Almost identical in size to the American dime and patterned after the currency, the Canadian ten cent coin is a common form of currency still used today. The ten cent piece, or dime, is the smallest coin produced by the Royal Canadian Mint and has been since 1922, even smaller than the penny coin. Since being introduced into circulation in 1858, the dime has changed its look and composition over the years in relation to the reigning monarch as well as what was happening in Canada at the time. In the early 1900s, the dime would change due to the Royal Canadian Mint being created and a new ruler having taken the throne.
Below, we take a look at the ten cent coins produced from 1900 to 1909, seeing highlights of the coin type as well as what changes took place. The coins of this era would feature a new monarch image as well as changes to the composition.
1902 10 Cent Coins
Beginning in 1902, the ten cent coin would no longer feature the image of Queen Victoria and instead show King Edward VII. King Edward’s image would remain on the dime from 1902 until 1910. The King’s right facing profile image is on the obverse side while the two maple boughs design is placed on the reverse side.
Royal Canadian Mint
Before Canada was an independent nation, the coinage created for the Province of Canada were struck by the Royal Mint of London. It was not until January of 1908 that the Royal Canadian Mint would open its doors after a short ceremony led by Lord Grey and his wife Lady Grey. The Royal Canadian Mint was located in Ottawa and would have just 61 employees when it first opened.
Authorization was actually provided for the Royal Mint to be created in 1901 with the idea first proposed in 1890. It would take some time before the Royal Canadian Mint would be ready for operation in 1908.

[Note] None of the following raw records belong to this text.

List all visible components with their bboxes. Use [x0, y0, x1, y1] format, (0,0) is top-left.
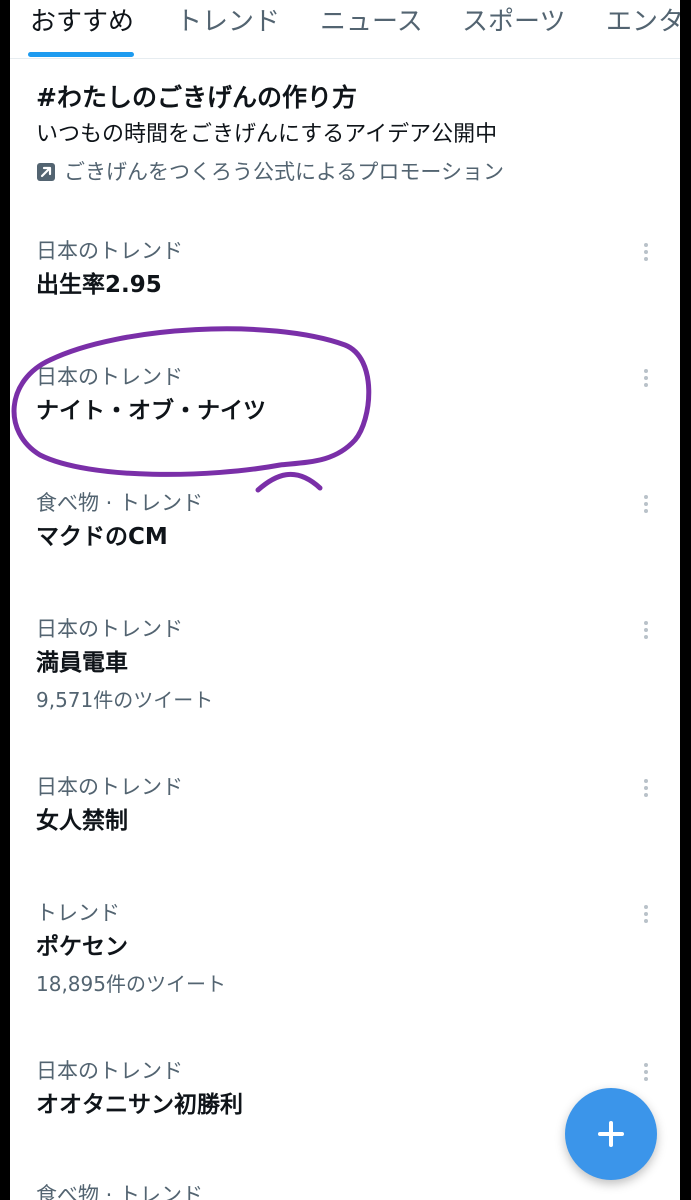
more-vertical-icon[interactable]	[638, 902, 654, 928]
trend-context: トレンド	[36, 901, 120, 925]
promoted-by-line: ごきげんをつくろう公式によるプロモーション	[36, 156, 656, 188]
trend-name: 満員電車	[36, 650, 128, 676]
more-vertical-icon[interactable]	[638, 1060, 654, 1086]
promoted-trend-title: #わたしのごきげんの作り方	[36, 83, 357, 112]
tab-trending[interactable]: トレンド	[176, 4, 280, 40]
tab-entertainment[interactable]: エンタ	[606, 4, 680, 40]
trend-name: オオタニサン初勝利	[36, 1092, 243, 1118]
more-vertical-icon[interactable]	[638, 776, 654, 802]
more-vertical-icon[interactable]	[638, 240, 654, 266]
trend-context: 日本のトレンド	[36, 365, 183, 389]
trend-context-partial: 食べ物 · トレンド	[36, 1183, 204, 1200]
trend-item[interactable]: 日本のトレンド 満員電車 9,571件のツイート	[36, 614, 656, 718]
trend-name: マクドのCM	[36, 524, 168, 550]
trend-name: 出生率2.95	[36, 272, 162, 298]
trend-item[interactable]: 日本のトレンド 女人禁制	[36, 772, 656, 840]
trend-name: 女人禁制	[36, 808, 128, 834]
trend-context: 食べ物 · トレンド	[36, 491, 204, 515]
tweet-count: 18,895件のツイート	[36, 972, 226, 996]
more-vertical-icon[interactable]	[638, 618, 654, 644]
trend-context: 日本のトレンド	[36, 1059, 183, 1083]
explore-screen: おすすめ トレンド ニュース スポーツ エンタ #わたしのごきげんの作り方 いつ…	[10, 0, 680, 1200]
trend-item[interactable]: 食べ物 · トレンド マクドのCM	[36, 488, 656, 556]
trend-context: 日本のトレンド	[36, 775, 183, 799]
trend-item[interactable]: 日本のトレンド オオタニサン初勝利	[36, 1056, 656, 1124]
tab-news[interactable]: ニュース	[320, 4, 423, 40]
explore-tab-bar: おすすめ トレンド ニュース スポーツ エンタ	[10, 0, 680, 59]
trend-item[interactable]: トレンド ポケセン 18,895件のツイート	[36, 898, 656, 1002]
promoted-arrow-icon	[37, 163, 55, 181]
trend-context: 日本のトレンド	[36, 617, 183, 641]
compose-button[interactable]	[565, 1088, 657, 1180]
trend-item[interactable]: 日本のトレンド 出生率2.95	[36, 236, 656, 304]
tab-sports[interactable]: スポーツ	[462, 4, 565, 40]
promoted-trend-description: いつもの時間をごきげんにするアイデア公開中	[36, 122, 498, 147]
active-tab-indicator	[28, 52, 134, 57]
tweet-count: 9,571件のツイート	[36, 688, 214, 712]
trend-item[interactable]: 日本のトレンド ナイト・オブ・ナイツ	[36, 362, 656, 430]
trend-name: ナイト・オブ・ナイツ	[36, 398, 266, 424]
tab-for-you[interactable]: おすすめ	[30, 4, 134, 40]
more-vertical-icon[interactable]	[638, 492, 654, 518]
more-vertical-icon[interactable]	[638, 366, 654, 392]
promoted-trend[interactable]: #わたしのごきげんの作り方 いつもの時間をごきげんにするアイデア公開中 ごきげん…	[36, 80, 656, 188]
trend-context: 日本のトレンド	[36, 239, 183, 263]
promoted-by-text: ごきげんをつくろう公式によるプロモーション	[64, 160, 504, 184]
trend-name: ポケセン	[36, 934, 128, 960]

It was after the 1908 opening that most all currency was minted in Canada. The design of the coins, including the dime, would remain the same. However, the die axis was changed from coinage to medal except for the 1 cent coins that have always been struck with a medal axis.
1909 10 Cent Coins
In 1909, the ten cent coins struck earlier in the year have slightly smaller leaves with subdued veining similar to the coins struck in previous years. These coins are known as the Victorian Leaf variety. Coins that were produced later in the year will have a slightly broader look to the leaves with veining that is more pronounced. This coin type is known as the Broad Leaf variety. The Victorian Leaf variety can be quite valuable.
From 1908 to 1910, the composition of the ten cent coin would change. The coin would weigh 2.32 grams and have a diameter of 18.034 mm. The coin would be struck with 92.5% silver and 7.5% copper.